Creating an intelligent agent that can browse the internet like a human user does is interesting. Many websites don’t want to provide services to artificial agents, but my opinion is that, making AI that can acqure information like human will facilitate the communication between AI and human, providing a common ground for both parties.
Recently, DeepMind has open-sourced a virtual Android environment for RL agents. Comparing to a virtual PC, a Android emulator tends to be faster. Moreover, some applications only provide interface on mobile devices. So I found this project interesting.
However, I am not familiar with Android, so the whole project is a little too complicated to me. I decide to make a toy/simplified version of this project, just to learn more about the details.

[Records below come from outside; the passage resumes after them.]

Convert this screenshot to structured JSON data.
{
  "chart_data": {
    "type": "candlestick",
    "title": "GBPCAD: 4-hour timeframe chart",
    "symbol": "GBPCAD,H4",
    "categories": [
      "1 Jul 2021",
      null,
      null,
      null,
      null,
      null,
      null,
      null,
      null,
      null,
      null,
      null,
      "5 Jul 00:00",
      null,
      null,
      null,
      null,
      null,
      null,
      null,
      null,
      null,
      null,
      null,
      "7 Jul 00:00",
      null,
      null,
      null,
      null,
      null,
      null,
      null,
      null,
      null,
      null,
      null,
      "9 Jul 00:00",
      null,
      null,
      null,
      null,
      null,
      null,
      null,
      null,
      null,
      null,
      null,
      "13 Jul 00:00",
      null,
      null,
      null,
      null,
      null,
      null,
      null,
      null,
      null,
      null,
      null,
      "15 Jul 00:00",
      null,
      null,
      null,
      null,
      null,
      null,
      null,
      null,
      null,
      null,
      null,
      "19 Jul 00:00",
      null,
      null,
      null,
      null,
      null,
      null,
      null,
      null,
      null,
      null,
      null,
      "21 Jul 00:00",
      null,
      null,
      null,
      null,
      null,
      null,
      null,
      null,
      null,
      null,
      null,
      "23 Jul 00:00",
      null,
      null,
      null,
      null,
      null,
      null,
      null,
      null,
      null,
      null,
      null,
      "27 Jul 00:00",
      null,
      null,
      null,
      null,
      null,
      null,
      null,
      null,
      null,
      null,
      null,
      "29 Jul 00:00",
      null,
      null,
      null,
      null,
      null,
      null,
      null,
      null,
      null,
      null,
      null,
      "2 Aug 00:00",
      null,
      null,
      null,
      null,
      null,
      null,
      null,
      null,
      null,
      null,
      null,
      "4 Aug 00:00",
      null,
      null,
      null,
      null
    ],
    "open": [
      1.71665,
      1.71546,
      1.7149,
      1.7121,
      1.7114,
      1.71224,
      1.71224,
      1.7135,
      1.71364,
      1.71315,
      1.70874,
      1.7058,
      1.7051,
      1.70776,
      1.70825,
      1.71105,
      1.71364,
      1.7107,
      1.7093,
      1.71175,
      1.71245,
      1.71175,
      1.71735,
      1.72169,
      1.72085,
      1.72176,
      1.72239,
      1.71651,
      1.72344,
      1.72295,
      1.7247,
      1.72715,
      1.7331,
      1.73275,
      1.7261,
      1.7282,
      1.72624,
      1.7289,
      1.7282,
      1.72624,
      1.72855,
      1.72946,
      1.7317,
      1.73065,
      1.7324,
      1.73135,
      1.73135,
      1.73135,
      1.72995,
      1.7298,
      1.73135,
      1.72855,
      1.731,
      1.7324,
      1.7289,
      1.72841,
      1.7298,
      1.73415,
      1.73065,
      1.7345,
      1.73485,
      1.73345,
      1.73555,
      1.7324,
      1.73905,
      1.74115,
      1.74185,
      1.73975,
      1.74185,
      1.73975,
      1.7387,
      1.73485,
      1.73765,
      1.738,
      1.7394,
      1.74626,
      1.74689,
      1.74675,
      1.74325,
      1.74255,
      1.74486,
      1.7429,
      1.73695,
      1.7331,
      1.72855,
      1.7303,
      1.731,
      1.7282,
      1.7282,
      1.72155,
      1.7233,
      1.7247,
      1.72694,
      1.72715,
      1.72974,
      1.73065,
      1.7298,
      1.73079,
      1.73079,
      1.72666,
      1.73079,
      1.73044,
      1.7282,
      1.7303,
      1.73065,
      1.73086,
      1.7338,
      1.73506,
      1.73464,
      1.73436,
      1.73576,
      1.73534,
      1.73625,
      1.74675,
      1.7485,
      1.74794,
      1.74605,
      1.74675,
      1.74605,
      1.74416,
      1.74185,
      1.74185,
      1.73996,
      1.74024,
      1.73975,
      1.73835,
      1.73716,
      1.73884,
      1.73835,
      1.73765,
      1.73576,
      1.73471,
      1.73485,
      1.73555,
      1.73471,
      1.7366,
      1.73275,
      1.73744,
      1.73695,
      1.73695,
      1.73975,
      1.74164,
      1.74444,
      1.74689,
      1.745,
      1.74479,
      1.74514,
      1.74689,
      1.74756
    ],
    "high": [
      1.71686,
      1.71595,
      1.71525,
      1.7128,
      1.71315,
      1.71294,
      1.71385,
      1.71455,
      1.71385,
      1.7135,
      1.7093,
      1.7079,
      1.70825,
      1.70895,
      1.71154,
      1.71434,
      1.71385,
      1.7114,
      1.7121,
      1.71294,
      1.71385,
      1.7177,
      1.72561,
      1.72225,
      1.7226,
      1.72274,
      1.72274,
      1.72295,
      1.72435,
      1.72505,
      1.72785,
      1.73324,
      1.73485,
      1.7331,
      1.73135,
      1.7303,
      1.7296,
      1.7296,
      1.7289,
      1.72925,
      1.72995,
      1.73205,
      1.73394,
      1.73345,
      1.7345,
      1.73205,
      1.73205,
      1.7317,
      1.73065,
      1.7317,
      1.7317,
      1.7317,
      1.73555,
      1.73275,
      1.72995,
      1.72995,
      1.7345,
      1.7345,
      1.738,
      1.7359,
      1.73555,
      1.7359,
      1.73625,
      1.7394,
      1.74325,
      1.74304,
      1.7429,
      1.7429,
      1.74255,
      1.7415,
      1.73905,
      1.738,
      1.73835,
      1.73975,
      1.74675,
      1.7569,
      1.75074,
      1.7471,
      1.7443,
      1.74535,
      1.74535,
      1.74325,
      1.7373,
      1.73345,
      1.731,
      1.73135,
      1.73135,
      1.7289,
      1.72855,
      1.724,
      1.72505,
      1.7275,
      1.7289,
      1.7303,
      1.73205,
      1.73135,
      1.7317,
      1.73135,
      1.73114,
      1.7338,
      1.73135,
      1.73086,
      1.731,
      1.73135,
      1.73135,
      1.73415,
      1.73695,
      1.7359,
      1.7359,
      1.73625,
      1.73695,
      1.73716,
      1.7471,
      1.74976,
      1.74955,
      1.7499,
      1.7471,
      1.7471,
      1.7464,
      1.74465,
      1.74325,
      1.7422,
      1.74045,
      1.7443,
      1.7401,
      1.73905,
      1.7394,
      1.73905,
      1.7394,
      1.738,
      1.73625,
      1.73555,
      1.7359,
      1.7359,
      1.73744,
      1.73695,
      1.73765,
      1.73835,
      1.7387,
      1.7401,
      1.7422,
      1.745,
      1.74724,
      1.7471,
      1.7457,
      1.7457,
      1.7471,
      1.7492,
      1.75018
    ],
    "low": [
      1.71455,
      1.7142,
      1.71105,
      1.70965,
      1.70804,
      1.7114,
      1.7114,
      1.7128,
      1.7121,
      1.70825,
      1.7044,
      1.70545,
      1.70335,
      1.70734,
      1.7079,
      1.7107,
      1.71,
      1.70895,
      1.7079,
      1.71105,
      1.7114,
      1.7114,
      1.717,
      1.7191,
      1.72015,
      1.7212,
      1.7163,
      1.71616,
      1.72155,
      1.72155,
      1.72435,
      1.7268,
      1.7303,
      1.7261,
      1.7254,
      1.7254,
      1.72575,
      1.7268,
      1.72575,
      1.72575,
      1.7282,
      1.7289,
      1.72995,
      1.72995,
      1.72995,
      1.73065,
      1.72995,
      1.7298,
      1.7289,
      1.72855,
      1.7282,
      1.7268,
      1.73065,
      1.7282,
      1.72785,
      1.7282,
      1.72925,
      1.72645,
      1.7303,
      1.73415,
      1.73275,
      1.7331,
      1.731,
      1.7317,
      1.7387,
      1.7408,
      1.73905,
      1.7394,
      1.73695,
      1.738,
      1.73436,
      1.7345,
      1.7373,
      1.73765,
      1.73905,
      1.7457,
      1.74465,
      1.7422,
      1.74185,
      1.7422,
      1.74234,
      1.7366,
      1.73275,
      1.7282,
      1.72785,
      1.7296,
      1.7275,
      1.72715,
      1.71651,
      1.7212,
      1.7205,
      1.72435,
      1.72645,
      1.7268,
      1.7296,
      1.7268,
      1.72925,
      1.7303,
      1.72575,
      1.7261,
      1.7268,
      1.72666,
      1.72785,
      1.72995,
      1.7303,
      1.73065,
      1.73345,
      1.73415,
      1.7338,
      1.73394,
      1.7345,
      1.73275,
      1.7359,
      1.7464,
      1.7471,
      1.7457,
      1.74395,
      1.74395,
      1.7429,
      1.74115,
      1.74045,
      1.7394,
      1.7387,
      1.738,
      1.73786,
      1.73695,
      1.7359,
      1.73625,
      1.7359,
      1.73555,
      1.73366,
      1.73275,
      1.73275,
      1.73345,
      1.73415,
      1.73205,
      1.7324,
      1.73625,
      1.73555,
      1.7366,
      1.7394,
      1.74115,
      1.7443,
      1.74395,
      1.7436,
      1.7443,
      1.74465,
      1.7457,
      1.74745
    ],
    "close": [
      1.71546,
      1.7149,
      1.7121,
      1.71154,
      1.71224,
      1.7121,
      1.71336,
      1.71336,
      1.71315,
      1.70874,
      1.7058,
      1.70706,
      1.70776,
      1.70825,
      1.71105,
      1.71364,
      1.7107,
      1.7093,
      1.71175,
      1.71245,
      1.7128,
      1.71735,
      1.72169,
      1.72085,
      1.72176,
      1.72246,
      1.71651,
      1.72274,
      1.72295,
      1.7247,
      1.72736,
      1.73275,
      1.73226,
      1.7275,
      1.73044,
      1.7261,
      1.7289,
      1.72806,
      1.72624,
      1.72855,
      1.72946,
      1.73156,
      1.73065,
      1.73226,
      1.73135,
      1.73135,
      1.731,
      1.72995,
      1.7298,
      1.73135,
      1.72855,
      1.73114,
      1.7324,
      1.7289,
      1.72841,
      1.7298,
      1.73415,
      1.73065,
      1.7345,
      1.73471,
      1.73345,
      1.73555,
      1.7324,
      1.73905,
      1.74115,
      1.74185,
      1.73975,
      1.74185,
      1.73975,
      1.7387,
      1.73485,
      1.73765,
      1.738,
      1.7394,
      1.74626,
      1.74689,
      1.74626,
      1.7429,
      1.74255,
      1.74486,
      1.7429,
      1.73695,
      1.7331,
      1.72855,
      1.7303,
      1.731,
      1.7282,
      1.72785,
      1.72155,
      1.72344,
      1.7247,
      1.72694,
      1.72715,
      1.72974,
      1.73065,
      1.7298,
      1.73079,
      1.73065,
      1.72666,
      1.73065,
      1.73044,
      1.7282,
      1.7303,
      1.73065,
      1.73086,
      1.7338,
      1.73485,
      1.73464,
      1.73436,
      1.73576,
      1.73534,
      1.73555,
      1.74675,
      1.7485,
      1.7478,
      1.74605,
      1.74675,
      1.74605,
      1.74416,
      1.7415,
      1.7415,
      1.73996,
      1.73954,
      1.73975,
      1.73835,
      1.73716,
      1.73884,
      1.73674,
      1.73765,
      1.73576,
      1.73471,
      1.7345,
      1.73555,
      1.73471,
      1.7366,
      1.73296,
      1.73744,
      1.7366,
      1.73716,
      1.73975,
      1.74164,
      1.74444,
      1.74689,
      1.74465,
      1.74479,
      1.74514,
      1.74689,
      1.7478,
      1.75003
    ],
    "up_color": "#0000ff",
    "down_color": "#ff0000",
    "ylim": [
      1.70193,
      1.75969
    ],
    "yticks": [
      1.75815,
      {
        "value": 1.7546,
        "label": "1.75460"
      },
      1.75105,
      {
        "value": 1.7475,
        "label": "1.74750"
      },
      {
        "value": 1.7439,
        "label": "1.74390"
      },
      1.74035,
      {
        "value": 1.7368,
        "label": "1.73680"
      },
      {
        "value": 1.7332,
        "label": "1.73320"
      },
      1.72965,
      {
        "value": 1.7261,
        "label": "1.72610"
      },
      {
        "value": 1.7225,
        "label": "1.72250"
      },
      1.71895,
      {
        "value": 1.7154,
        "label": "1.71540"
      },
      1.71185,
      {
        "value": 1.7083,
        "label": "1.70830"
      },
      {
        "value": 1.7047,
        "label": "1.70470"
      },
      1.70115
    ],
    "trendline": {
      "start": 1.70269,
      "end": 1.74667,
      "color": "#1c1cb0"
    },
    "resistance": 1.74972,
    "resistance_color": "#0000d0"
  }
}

First of all, this project doesn’t include the emulator of Android, rather, we need to install the emulator from Android Studio. Once we created an AVD (Android Virtual Device), we should be able to start the device by this command:
~/Android/Sdk/emulator/emulator -avd my_device
suppose the emulator was installed into
~/Android/Sdk/emulator folder, and
my_device is the name of the AVD I created.
However, the guide suggests that we should start the AVD from Android Studio. I am not sure why we should not start the emulator without Android Studio. If you happen to know why, please let me know.
You can probably see a GUI like this:
And you can use your mouse and keyboard to play with this virtual device.
Then, we will want to send mouse and keyboard events to the virtual device programmably.
Here is a documentation for how to send commands to the emulator. However, this is a very simple explanation of the commands, and it is not clear how to send mouse events (with the command
After reading this source file from the AndroidEnv, I discovered that we can use the command
event mouse to send mouse events to the virtual device. This is not mentioned in the documentation, and I don’t know why.
Once we are able to send events (actions) to the virtual device, we also would like to get the feedback from the device. According to the documentation, the way we can achieve that is using the
screenrecord screenshot command. However, this command only takes a path to a folder as its parameter (not a path to a file) and doesn’t return the filename it has created, so we need to clean the folder beforehand and probably use
glob to get whatever created in that folder after the command returns. Also, the command returns before the file has been created, so one need to make sure the file has been created before using
The file created by
screenrecord is a PNG file, and we can use, for example, Python package
imageio to read that file as a Numpy array, and feed that to the neural network.
Now we have actions and observations, and this is basically the simplest version of an Android envrionment. Instead of using DeepMind/AndroidEnv, we can manipulate the virtual device directly.
I’ll be happy to see some intelligent agents that can operate the virtual mobile phone and discover the Internet on their own in a more human-like way.